Officially, the Army prefers to brush aside the new survey results. Pentagon spinners complain that the media has made a mountain out of a molehill on the issue of suicides and morale. They say the suicide rate is still below that of the general U.S. population. But a candid Army manpower officer calls that argument specious. "We do screen people so you do expect that we'd be better on morale and behavior," he told me after the survey came out.
Why are these numbers so bad? The incidence of low morale and high suicides reflects in part a slippage in quality control. According to Army Col. (Ret.) Jim Martin, associate professor of Social Work and Social Research at Bryn Mawr College, only 85 percent of soldiers have their high school degree (or equivalent), compared with 95 percent as recently as the mid-1990s. In other words, the behavioral bar has been lowered in order to increase recruitment demands. And those demands may only intensify. For now, the Army reports that it doesn't have a retention crisis. But that's because of a mechanism called "stop-loss," which is basically a freeze on all retirements (or "silent draft," in the words of the manpower officer). Until stop-loss is lifted, we won't get an accurate look at the manpower picture.
Future recruiting needs to better select who is fit to handle the rigors of war. Researchers recently discovered, for instance, that men who slide quickly into the Rapid Eye Movement stage of sleep are more predisposed to suffer Post-traumatic Stress Disorder. There are obvious socio-economic indicators for depression: Most suicides in Iraq involved a young, white enlisted (i.e., non officer) guy who had money or family problems. In other words, these guys were already having trouble before they headed off to Iraq. Things only got worse once they began laboring for 24-year-old platoon sergeants ill-equipped to notice suicidal tendencies and once they placed their trust in a general officer leadership that misled them on their deployment time. The heartbreak was devastating among Third Infantry Division soldiers who had camped in the Kuwaiti desert for nearly a year before charging into the heart of Iraq. They'd been told that the sooner they reached Baghdad, the sooner they'd be bound for home. Instead, their tours were extended nearly a year. After that, they looked like dead men walking.
The Pentagon did have a plan to handle psych injuries in Iraq: roving Combat Stress Control teams. It was a great idea. But the teams failed in part because there was no senior mental health leader in Iraq (even though that was one of the primary recommendations Army psychologists made after the first Gulf war). Without a general officer in charge of mental health in Iraq, the combat stress teams were overlooked. Some didn't even have proper radios. "These kinds of units are always last on the list of what's needed" when the war machine is lined up for battle, Dr. Jim Martin says.

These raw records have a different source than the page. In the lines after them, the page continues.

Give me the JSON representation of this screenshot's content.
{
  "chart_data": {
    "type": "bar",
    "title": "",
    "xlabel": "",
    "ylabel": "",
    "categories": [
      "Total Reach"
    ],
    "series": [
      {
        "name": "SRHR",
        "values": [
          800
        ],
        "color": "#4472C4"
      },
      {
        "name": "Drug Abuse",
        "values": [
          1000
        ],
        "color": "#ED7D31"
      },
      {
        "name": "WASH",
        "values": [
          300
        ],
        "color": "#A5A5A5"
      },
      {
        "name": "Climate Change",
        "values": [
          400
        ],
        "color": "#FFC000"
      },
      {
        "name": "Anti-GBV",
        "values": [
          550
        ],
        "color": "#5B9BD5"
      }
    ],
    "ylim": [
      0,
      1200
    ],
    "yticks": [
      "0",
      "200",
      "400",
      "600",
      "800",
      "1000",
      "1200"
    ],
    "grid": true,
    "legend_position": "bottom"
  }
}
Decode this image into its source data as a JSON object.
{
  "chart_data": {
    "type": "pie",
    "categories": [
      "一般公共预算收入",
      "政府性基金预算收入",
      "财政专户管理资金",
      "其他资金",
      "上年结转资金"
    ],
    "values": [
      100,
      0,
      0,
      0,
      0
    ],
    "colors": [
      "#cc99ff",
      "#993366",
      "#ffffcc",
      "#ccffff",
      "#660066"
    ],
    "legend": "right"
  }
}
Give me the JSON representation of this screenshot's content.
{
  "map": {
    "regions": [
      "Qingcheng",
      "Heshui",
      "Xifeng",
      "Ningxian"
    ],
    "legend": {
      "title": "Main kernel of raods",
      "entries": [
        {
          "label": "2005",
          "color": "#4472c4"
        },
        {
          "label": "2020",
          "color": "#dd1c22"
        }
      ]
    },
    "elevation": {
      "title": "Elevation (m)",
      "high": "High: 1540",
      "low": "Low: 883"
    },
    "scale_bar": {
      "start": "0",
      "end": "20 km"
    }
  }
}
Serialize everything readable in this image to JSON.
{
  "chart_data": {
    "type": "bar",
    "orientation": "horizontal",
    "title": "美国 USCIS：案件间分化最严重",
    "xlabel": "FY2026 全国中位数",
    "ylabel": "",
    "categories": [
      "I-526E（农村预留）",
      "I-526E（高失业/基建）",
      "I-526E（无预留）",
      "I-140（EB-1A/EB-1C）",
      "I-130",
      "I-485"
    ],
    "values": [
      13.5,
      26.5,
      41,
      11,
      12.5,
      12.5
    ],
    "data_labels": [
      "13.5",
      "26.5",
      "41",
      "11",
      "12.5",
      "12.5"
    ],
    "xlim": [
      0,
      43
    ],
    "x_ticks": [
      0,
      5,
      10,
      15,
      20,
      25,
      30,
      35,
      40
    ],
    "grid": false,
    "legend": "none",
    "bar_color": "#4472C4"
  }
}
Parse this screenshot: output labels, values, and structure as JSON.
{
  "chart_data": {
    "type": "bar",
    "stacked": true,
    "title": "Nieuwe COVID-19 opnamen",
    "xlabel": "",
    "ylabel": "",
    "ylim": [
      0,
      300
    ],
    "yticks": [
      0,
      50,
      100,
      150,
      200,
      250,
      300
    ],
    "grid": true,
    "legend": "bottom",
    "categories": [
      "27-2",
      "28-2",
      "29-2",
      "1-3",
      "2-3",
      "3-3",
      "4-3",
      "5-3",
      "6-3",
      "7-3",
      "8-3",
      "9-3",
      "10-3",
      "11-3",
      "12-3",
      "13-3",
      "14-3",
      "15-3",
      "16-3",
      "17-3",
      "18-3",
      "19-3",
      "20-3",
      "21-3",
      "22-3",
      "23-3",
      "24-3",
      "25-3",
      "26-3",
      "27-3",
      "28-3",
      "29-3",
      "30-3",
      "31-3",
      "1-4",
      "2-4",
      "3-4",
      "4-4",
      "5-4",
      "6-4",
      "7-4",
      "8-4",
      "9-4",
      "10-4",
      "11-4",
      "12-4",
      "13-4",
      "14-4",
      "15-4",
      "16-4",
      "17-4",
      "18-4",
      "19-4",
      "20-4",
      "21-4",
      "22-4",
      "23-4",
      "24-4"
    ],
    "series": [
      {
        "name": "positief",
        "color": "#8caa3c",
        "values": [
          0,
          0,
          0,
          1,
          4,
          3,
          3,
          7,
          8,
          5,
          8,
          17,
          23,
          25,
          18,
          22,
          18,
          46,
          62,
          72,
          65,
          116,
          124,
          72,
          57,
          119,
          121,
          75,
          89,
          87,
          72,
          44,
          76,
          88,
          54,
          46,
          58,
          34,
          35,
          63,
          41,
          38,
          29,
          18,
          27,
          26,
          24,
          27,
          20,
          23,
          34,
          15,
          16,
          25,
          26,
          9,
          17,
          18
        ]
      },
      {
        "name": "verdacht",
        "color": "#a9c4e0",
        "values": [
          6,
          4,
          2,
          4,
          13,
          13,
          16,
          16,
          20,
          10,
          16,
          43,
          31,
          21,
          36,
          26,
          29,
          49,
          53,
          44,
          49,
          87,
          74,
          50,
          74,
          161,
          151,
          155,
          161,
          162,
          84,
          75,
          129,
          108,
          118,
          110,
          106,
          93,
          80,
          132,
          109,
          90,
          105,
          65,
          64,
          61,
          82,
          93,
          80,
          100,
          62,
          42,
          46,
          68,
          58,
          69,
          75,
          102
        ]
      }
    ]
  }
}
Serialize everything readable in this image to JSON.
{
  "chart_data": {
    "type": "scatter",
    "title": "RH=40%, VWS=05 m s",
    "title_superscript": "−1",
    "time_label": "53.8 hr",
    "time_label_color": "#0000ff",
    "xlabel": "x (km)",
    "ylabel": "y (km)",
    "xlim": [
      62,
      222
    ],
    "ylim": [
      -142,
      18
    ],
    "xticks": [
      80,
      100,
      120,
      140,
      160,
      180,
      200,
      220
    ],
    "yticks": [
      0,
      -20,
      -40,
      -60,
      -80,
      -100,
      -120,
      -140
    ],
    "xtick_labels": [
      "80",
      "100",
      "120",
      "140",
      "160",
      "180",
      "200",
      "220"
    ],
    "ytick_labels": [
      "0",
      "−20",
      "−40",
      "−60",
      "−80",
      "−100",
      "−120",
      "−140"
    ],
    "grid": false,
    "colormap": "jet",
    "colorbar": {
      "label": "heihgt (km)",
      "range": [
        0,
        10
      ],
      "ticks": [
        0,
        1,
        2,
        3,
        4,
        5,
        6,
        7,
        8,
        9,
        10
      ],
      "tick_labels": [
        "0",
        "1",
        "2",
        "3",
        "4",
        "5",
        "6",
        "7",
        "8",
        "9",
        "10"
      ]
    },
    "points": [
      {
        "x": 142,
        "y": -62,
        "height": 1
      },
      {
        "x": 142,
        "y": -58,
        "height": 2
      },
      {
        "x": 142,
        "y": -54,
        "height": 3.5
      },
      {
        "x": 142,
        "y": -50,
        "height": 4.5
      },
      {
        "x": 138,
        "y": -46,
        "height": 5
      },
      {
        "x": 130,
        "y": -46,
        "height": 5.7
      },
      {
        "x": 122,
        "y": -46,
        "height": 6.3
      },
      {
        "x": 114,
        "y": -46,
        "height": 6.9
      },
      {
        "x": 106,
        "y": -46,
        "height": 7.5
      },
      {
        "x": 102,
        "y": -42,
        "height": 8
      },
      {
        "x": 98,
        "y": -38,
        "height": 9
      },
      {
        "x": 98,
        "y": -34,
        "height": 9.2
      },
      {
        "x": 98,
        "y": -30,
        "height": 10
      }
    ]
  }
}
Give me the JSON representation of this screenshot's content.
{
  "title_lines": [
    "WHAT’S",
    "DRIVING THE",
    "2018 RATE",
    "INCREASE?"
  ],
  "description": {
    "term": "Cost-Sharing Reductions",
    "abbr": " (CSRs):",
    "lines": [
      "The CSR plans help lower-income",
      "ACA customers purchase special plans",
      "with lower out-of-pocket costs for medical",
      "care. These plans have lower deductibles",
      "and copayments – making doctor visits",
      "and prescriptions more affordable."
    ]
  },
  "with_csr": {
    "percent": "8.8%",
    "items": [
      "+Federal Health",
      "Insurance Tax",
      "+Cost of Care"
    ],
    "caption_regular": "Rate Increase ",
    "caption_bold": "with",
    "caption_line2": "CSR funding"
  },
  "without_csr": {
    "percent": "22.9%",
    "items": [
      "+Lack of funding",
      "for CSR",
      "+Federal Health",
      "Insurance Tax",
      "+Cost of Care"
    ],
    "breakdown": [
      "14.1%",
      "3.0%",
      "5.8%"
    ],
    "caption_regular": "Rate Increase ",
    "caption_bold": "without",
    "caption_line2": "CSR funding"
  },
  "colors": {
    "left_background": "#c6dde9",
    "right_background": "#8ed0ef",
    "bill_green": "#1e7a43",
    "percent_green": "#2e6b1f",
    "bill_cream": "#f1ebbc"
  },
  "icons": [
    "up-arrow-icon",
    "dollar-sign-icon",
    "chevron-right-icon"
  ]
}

More importantly, soldiers didn't fully trust the stress teams. They weren't embedded with every unit, so soldiers didn't get a chance to bond with the psychologists. Trust needs to form before one service member will trust another with his demons. This is something that the Marine Corps already figured out. Operation Iraqi Freedom saw the debut of the Corps' remedy for combat stress, a program called Operational Stress Control and Readiness, better known as OSCAR. Where the Army's mental health specialists roamed the battlefield to meet soldiers for the first time, OSCAR teams are as integral to larger units as combat engineers. That is, OSCAR teams are part of the unit back home in garrison. They get to know their brothers. Much as it would hate admitting it, the Army could learn a thing or two from their rivals in the Marine Corps.